Film puts epilepsy in the spotlight

Film puts epilepsy in the spotlight

In the zeiler cinema will be held on saturday, 18. January, a special film afternoon took place. The lower franconian epilepsy advisory service will be showing the german feature film "back for good", in which the topic of epilepsy plays an important role. Start of the afternoon in the cinema is at 16.30 hrs. The event is offered in cooperation with the habberg clinics, the volkshochschule and the contact and information center for self-help groups (kos).

"Whimsical and shrill, but very responsible in the face of a serious issue!" What sounds a bit contradictory at first reading is for henrike staab a more than successful cinematic realization of a topic that in her opinion is still far too little present in the public: epilepsy. With "back for good this should change at least a little bit. "I really like the film", says staab about the 2017 film starring kim riedle, leonie wesselow and juliane kohler.

Exchange with experts

Social pedagogue staab takes care of epilepsy counseling in lower franconia on behalf of the juliusspital foundation. In the habberge district, too, regular counseling sessions are held in habfurt and hofheim. The film afternoon in the zeiler cinema is now intended as a further, targeted step to bring the subject of epilepsy closer to a wider public.

From 5 p.M. In the cinema, the award-winning german comedy "back for good" will be shown shown. The entrance fee is five euros, according to the organizer. From as early as 16.30 o’clock there is in the foyer of the "capitol" a small reception and information about the disease, among others from the self-help group "epilepsy. According to the organizers, after the screening there will be an opportunity to talk with victims and experts.

Ten people out of 100 affected

"Unfortunately, epilepsy is still a disease that is not free of prejudice and false information", says henrike staab. And this despite the fact that, according to estimates, around ten out of every 100 people suffer one of the seizures typical of the disease at least once in their lives. Statistically, everyone knows someone who suffers from epilepsy.

Even reality TV star angie, who in "back for good" is taking a drug detox for PR reasons, with the help of which she wants to put herself back in the limelight a bit more – after all, the aim is to get a place in the next jungle camp. A plan that doesn’t work. Because the competition in the world of B-list celebrities is tough.

Social isolation

When angie’s boyfriend and manager leave her, she has no choice but to move back in with her mother, monika. There she meets her pubescent sister kiki, who has to wear a helmet all day because of her epilepsy and suffers from the social isolation that comes with it. The two sisters slowly find their way back to each other.

But it is not until her mother is hospitalized that angie is forced to take real responsibility for her sister kiki.

What at first seems like a disaster could be a chance for the broken family. Director mia spengler succeeds, also due to the fantastic performance of kim riedle as angie, leonie wesselow as kiki and juliane kohler as the overprotective mother, to let angie’s world of B-list celebrities and the provinces collide again and again – also through the credible and authentic integration of social media. Thanks to clever dialogues, this results in highly amusing and entertaining moments time and again.

Missed opportunities

But the tragedy of the individual fates, with all the missed opportunities and unfulfilled dreams, also shines through in the individual scenes. With "back for good mia spengler has succeeded in making a mature and finely balanced film that tells its story with cheeky charm and touching honesty, says the organizer.

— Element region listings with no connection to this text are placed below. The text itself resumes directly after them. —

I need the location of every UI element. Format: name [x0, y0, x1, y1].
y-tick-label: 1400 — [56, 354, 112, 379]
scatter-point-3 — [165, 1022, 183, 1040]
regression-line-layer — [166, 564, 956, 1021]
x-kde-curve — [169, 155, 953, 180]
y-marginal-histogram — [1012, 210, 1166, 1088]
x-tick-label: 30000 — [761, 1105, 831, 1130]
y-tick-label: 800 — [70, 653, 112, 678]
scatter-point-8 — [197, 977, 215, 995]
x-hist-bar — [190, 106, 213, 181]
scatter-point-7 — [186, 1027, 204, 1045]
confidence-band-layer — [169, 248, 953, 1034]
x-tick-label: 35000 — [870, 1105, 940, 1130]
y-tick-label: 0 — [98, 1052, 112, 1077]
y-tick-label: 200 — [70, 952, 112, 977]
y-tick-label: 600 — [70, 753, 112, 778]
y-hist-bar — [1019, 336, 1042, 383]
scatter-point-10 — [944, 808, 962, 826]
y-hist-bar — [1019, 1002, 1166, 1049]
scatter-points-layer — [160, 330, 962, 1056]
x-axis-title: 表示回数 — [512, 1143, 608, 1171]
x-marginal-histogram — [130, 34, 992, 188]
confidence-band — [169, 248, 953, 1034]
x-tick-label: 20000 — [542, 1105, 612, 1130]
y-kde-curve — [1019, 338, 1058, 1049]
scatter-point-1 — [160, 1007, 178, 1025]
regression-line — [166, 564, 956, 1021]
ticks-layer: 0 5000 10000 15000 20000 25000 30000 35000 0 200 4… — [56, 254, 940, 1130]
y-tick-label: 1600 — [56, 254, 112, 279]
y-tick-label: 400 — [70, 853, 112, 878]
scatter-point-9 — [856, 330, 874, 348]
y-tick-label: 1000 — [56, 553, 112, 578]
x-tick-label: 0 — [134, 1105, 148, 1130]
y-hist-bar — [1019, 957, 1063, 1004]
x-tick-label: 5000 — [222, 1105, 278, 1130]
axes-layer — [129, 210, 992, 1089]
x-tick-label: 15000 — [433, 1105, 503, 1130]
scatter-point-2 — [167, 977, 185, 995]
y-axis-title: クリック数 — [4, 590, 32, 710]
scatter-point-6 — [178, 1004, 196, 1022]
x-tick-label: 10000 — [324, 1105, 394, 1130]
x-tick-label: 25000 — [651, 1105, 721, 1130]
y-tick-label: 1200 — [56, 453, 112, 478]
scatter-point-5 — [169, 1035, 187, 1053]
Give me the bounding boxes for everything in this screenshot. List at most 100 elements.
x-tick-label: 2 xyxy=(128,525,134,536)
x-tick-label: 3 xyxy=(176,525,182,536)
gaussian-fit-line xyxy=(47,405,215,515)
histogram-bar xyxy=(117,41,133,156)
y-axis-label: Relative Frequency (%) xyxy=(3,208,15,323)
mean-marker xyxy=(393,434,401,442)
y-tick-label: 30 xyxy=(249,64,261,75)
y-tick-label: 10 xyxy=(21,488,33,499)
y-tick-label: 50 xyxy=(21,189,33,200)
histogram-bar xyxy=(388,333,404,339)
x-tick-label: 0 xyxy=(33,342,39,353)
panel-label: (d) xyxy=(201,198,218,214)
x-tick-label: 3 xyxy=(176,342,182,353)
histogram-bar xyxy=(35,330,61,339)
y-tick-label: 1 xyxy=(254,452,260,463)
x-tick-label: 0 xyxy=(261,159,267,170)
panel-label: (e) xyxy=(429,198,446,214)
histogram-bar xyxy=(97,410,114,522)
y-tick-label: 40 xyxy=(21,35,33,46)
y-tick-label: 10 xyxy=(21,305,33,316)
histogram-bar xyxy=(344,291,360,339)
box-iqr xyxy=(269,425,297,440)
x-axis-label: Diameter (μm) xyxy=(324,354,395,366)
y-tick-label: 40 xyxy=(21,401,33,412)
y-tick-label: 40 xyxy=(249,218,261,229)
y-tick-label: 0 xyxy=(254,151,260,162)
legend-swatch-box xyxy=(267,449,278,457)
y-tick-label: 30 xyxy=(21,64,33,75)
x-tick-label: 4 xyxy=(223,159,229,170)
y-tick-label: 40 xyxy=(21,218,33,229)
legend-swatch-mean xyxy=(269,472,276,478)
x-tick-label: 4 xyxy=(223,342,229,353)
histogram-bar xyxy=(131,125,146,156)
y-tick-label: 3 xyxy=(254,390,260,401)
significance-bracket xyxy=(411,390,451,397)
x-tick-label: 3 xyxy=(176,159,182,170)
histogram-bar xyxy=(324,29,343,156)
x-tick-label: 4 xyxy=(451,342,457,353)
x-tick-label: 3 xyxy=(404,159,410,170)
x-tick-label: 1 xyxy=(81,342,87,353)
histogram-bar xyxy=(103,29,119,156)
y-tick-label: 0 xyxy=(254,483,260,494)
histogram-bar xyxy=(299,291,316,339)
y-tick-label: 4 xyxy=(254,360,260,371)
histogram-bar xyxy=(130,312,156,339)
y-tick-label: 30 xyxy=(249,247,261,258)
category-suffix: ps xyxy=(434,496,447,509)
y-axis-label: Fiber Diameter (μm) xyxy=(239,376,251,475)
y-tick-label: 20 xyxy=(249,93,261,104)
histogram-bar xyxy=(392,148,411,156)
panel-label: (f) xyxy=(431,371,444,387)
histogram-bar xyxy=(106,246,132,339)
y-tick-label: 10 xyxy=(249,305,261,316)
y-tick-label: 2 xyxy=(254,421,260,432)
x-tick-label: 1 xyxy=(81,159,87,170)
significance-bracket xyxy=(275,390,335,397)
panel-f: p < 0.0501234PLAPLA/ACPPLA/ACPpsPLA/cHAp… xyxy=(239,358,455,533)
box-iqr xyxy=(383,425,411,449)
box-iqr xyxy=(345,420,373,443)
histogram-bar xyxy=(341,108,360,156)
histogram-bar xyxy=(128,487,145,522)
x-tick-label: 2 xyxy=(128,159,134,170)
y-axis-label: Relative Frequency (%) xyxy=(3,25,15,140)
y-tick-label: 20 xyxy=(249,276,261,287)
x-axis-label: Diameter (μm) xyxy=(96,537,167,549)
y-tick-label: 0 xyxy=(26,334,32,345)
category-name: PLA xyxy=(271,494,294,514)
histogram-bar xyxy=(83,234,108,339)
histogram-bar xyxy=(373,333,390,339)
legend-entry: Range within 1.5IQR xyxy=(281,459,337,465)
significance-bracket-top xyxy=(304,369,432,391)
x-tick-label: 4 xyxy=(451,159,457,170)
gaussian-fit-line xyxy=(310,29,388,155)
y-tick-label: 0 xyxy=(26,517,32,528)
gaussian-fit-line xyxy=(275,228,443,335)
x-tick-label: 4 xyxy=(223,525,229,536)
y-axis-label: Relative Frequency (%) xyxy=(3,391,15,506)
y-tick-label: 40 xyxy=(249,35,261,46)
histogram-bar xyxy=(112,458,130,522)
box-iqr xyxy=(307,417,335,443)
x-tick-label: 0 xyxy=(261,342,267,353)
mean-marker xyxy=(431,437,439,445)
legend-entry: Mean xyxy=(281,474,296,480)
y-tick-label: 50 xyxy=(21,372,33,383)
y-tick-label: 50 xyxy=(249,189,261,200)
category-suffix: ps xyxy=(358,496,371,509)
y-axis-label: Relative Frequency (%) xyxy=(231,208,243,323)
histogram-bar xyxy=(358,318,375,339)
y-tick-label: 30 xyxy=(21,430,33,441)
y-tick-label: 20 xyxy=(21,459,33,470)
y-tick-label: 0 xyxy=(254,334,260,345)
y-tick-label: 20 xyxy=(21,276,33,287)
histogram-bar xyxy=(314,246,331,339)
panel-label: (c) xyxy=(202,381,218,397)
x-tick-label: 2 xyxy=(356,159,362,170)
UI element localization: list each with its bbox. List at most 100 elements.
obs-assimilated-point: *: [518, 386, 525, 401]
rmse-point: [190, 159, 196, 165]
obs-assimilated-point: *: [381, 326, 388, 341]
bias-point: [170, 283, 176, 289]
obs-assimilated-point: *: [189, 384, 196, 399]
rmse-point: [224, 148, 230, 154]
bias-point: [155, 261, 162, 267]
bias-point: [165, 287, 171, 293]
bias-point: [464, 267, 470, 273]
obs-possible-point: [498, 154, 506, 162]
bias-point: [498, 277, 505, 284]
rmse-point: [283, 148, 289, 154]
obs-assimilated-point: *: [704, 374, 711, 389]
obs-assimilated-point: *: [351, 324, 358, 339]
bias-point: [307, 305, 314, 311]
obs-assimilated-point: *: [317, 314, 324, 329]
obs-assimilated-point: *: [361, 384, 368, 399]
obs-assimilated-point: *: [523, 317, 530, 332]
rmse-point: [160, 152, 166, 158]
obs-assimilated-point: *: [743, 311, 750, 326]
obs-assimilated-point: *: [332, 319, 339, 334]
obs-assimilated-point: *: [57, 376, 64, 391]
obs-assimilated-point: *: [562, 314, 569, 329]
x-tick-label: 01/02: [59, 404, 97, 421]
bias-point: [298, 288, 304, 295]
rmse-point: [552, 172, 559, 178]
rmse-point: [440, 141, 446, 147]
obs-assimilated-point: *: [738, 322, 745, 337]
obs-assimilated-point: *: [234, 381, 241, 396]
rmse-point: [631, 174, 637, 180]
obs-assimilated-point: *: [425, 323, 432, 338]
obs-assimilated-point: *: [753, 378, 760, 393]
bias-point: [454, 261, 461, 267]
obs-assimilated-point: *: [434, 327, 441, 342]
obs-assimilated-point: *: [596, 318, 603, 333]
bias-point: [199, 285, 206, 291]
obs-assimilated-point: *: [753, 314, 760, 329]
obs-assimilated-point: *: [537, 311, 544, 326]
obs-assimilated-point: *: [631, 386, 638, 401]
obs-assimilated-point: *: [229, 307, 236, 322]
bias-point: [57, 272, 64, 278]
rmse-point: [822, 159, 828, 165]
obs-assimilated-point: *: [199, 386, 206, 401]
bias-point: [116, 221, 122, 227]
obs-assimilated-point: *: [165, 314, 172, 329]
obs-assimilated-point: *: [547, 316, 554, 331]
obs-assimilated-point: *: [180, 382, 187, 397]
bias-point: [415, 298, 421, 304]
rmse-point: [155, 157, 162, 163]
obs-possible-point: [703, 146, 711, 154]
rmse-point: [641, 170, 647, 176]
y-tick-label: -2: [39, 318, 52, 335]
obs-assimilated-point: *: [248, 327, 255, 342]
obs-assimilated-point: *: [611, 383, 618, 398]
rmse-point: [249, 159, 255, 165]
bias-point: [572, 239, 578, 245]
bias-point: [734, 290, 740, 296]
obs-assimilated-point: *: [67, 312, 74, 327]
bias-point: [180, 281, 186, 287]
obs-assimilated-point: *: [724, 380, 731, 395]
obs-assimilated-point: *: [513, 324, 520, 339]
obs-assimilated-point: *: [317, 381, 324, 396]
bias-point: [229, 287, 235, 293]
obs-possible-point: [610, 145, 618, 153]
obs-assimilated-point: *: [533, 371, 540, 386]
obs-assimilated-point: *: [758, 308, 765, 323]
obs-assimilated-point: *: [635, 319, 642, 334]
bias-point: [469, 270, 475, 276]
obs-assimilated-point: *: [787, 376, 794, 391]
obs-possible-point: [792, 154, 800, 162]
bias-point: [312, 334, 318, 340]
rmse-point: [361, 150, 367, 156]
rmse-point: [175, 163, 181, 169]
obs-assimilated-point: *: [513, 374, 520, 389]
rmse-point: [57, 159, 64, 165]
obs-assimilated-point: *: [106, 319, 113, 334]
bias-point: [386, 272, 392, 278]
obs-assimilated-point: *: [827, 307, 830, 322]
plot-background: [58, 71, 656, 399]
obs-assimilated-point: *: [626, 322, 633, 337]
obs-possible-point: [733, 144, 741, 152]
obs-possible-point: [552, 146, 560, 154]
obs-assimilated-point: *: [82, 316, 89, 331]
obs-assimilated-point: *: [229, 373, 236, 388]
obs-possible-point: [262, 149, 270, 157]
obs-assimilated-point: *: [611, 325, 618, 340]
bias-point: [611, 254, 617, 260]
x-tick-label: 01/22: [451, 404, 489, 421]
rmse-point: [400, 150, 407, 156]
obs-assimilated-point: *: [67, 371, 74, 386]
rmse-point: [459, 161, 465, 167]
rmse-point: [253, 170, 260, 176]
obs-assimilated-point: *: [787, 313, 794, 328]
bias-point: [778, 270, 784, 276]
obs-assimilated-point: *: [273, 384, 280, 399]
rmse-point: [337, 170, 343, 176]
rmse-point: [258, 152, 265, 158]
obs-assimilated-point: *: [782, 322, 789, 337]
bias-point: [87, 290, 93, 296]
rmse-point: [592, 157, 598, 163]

"The film does not only focus on epilepsy", reports henrike staab. "It also highlights, importantly for me, what the disease means for a family relationship." After all, it’s not just the sufferers who are affected, but also their families, who have to learn to cope with epilepsy and its consequences.

"It’s not always easy, but it can be done together. That comes out very well in ‘back for good’", finds the social pedagogue and hopes that on 18. January, as many people as possible will find their way to the zeiler cinema, so that those affected and those interested can talk to each other about epilepsy, but also laugh together.